= Fikile Brushett =

Fikile R. Brushett is an American chemical engineer and researcher known for his contributions to electrochemical energy storage and sustainable energy technologies. He is the Chevron Professor of Chemical Engineering at Massachusetts Institute of Technology (MIT), where he has been recognized for his work in developing next-generation energy storage systems. Brushett's achievements include numerous awards, such as the U.S. Department of Energy Secretary's Achievement Award, the NOBCChE Lloyd N. Ferguson Young Scientist Award, and the Allan P. Colburn Award.

== Education ==
Fikile Brushett received a B.S.E. degree in chemical and biomolecular engineering at the University of Pennsylvania in 2006. In 2009, he received a M.S. degree in chemical engineering at the University of Illinois at Urbana-Champaign where, in 2010, he finished with a Ph.D. in chemical engineering as well. After he trained at the Argonne National Laboratory in the Electrochemical Energy Storage Group as a Director’s Postdoctoral Fellow from 2010-2012.

== Career ==
Fikile Brushett began his career as a Director’s Postdoctoral Fellow in the Electrochemical Energy Storage Group at Argonne National Laboratory from 2010 to 2012. In 2013, he joined the faculty at the Massachusetts Institute of Technology (MIT) as an assistant professor in the Department of Chemical Engineering. He later became the Cecil and Ida Green Career Development Professor. In 2024, Brushett was named the Chevron Professor of Chemical Engineering at MIT.

Brushett's research focuses on electrochemical energy storage systems, with an emphasis on redox flow batteries and sustainable energy solutions. He has worked on designing and improving energy storage devices to enhance their efficiency, durability, and cost-effectiveness.

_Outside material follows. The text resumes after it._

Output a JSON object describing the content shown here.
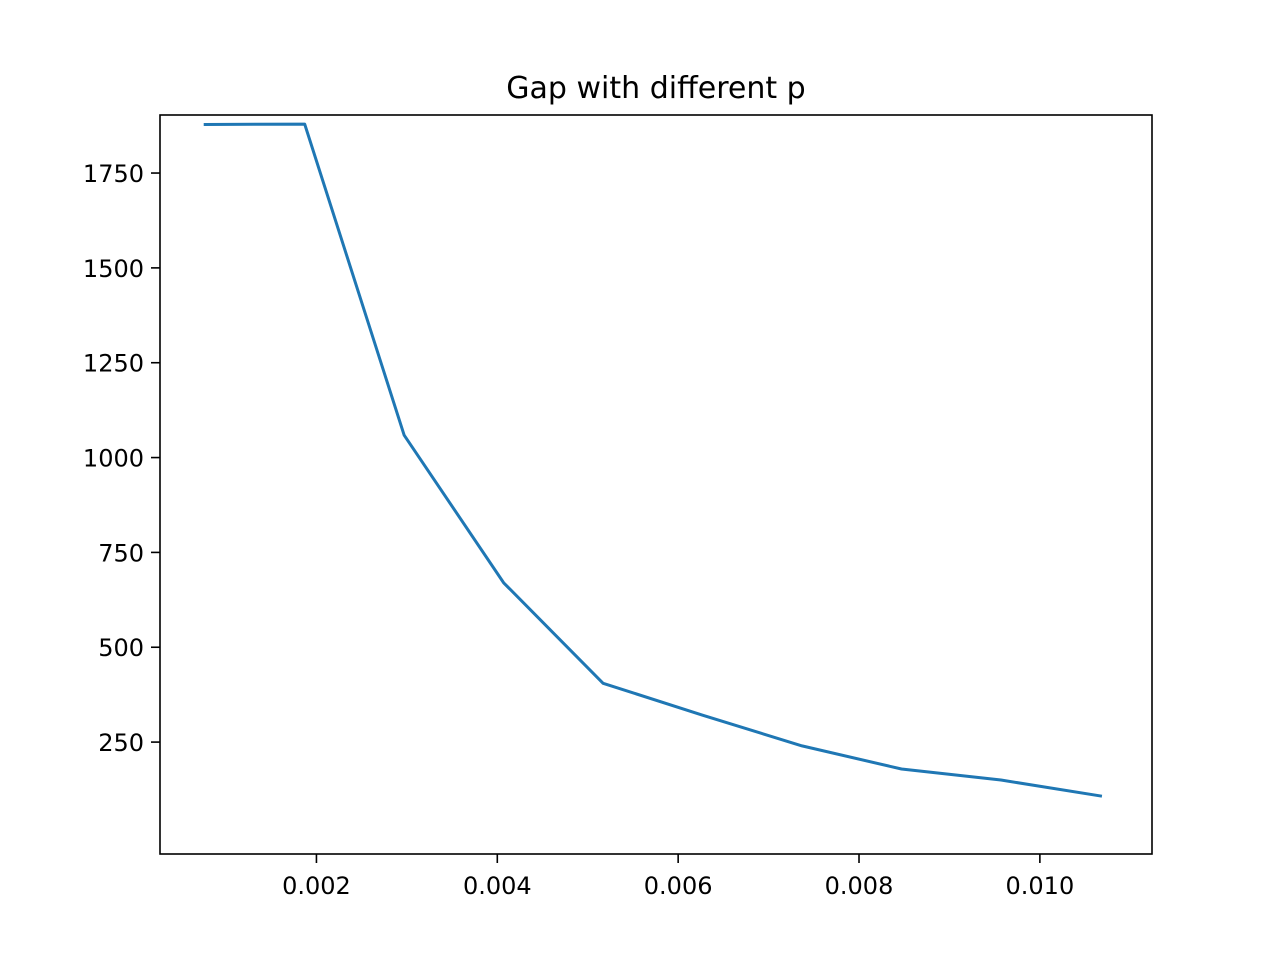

Brushett's interest of research includes "electrochemical energy conversion and storage, microfluidics, interfacial phenomena, catalyst synthesis, and tomography."

== Awards and honors ==
- Brushett was awarded a GEM Fellowship for Ph.D. in Engineering in 2006.
- In 2010, he was awarded a Director’s Postdoctoral Fellowship at Argonne National Laboratory.
- In 2014 and 2017, Brushett was awarded the C. Michael Mohr Outstanding Faculty Award at MIT.
- He was awarded the Scialog Fellow for Advanced Energy Storage and the Chemical and Engineering News Talented 12 Chemistry resulting in the nickname "Baron of Batteries".
- In 2018 he earned the U.S. Department of Energy, Secretary of Energy Achievement Award. In the same year, Brushett gained the ECS Supramaniam Srinivasan Young Investigator Award.
- In 2020, he was awarded the NOBCChE Lloyd N. Ferguson Young Scientist Award for Excellence in Research.
- In 2021, Brushett was awarded the NESACS/NENOBCChE Henry A. Hill Lecturership. In 2022, he was awarded the Allan P. Colburn Award.